The show’s synopsis says: “When he is knocked off his pedestal and on to the Impaired Registrants Programme, prodigal Sydney surgeon and party boy Hugh Knight must return to his home in rural Whyhope where he might learn to swallow his pride and mend his ways – or not.”

Deep Water has been picked up by Acorn
Deep Water has been picked up by Acorn

Meanwhile, US-based SVoD platform Acorn has acquired two Australian series from distributor DCD Rights. The first is Deep Water, a four-part series inspired by a crime wave targeting gay people in Sydney’s coastal communities in the 1980s and 90s. The show is a Blackfella Films production for SBS Broadcasting Australia, Screen Australia and Screen New South Wales.

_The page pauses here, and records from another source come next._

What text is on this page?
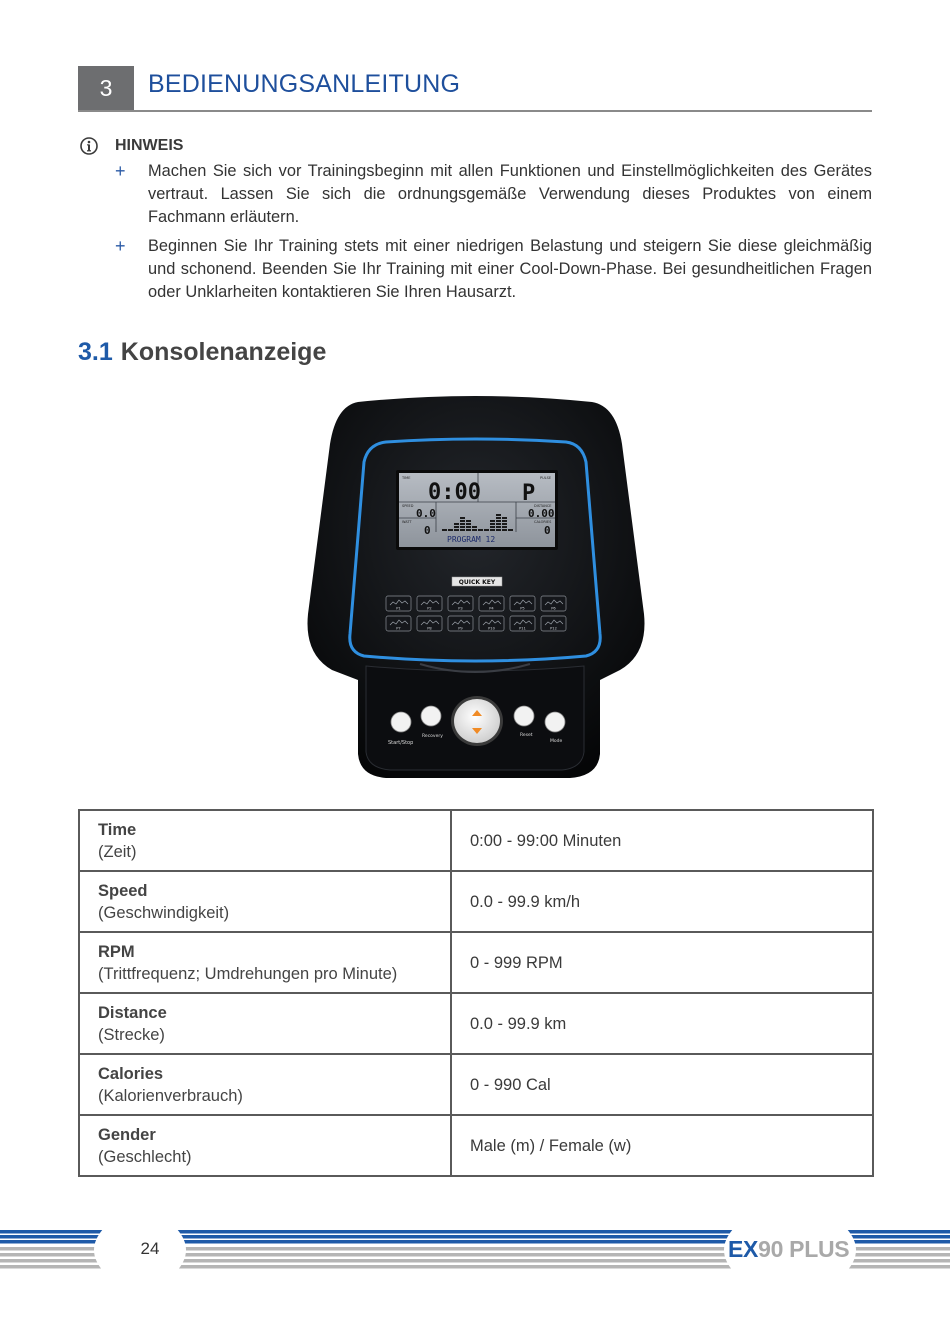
3	BEDIENUNGSANLEITUNG
HINWEIS
+ Machen Sie sich vor Trainingsbeginn mit allen Funktionen und Einstellmöglichkeiten des Gerätes vertraut. Lassen Sie sich die ordnungsgemäße Verwendung dieses Produktes von einem Fachmann erläutern.
+ Beginnen Sie Ihr Training stets mit einer niedrigen Belastung und steigern Sie diese gleichmäßig und schonend. Beenden Sie Ihr Training mit einer Cool-Down-Phase. Bei gesundheitlichen Fragen oder Unklarheiten kontaktieren Sie Ihren Hausarzt.
3.1 Konsolenanzeige
TIME
0:00
PULSE
P
SPEED
0.0
DISTANCE
0.00
WATT
0
CALORIES
0
PROGRAM 12
QUICK KEY
P1	P2	P3	P4	P5	P6
P7	P8	P9	P10	P11	P12
Start/Stop
Recovery	Reset
Mode
Time
(Zeit)	0:00 - 99:00 Minuten

Speed
(Geschwindigkeit)	0.0 - 99.9 km/h

RPM
(Trittfrequenz; Umdrehungen pro Minute)	0 - 999 RPM

Distance
(Strecke)	0.0 - 99.9 km

Calories
(Kalorienverbrauch)	0 - 990 Cal

Gender
(Geschlecht)	Male (m) / Female (w)
24	EX90 PLUS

Acorn TV has also picked up the second season of political thriller The Code, which is produced by Playmaker Media for Australian public broadcaster ABC. Both series have also been acquired by BBC4 in the UK, a channel that is often used as a barometer of whether a show has international sales potential.

Finally, some desperately sad news this week with the untimely death of Gary Glasberg, executive producer/showrunner of NCIS and creator/executive producer of NCIS: New Orleans. Glasberg, just 50 years old, died suddenly in his sleep on September 28.

A well-liked figure, Glasberg joined NCIS in 2009 and helped confirm its status as one of the biggest drama hits in the world – a huge ratings success in the US and widely distributed internationally.

Gary Glasberg
Gary Glasberg

His previous credits included The Mentalist, Crossing Jordan and Bones.

“Today is an overwhelmingly sad day for NCIS, CBS and anyone who was blessed to spend time with Gary Glasberg,” said CBS president of entertainment Glenn Geller. “We have lost a cherished friend, gifted creative voice, respected leader and, most memorably, someone whose warmth and kindness was felt by all around him. Our heartfelt thoughts and sympathies go out to his wife, Mimi, his two sons and all his family and friends.”

CBS TV Studios president David Stapf added: “He brought kindness, integrity and class to everything he did. His remarkable talent as a writer and producer was only matched by his ability to connect with people.”